By Alan Smithee
Last week the National PTA released a statement endorsing the Common Core State Standards, which are standards developed by 48 states and the District of Columbia for teaching math and language to students in grades K-12. According to an article in the Wall Street Journal the standard is a blueprint for education, it “doesn’t tell teachers exactly what to teach or how to teach but lays out broad goals for student achievement.”
The Journal articles states that if these documents are adopted they “could trigger wide-scale changes to state tests, textbooks and teacher-education programs nationwide.” Well, not quite nationwide. Care to guess which two states are holding out?
If you guessed the Christian Republic of Texas and the experiment in government subsidized living that is Alaska you are right. It seems that Rick Perry feels that states voluntarily getting together to determine that kindergarteners should learn to count to 100 by tens or eighth graders should be able to recognize an author’s point of view is a violation of state soverignty.

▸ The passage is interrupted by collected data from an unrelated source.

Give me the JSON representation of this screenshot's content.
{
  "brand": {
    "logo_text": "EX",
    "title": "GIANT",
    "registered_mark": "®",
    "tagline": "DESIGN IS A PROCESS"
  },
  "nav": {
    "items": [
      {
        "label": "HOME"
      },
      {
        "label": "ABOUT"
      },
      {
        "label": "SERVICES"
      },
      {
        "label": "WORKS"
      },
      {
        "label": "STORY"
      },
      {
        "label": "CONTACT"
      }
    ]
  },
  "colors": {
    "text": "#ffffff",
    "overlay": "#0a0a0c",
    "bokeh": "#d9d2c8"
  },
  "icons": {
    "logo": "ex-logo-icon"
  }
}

We have reported before about the asinine shit that the Texas State Board of Education is doing to education standards. However, we left out the fact that, for decades, Texas has an outsized influence on the textbook market.
This has other states worrying that our ‘triangle trade curriculum’ might infringe upon their sovereignty. Which is something that Rick Perry, who is all about protecting state sovereignty, has yet to comment on.
It seems odd that a governor who is reportedly working on a book about state sovereignty and who believes in protecting schools from unwarranted intrustion, Perry cites federal intrustion, but I’m pretty sure that intrusion by another state is also on his list of things he does not want, is ok with Texas setting the curriculum for much of the nation.
Fortunately, the ideologically influenced textbooks that will be ruining Texas children for the foreseeable future may not be damaging young minds throughout the rest of the country.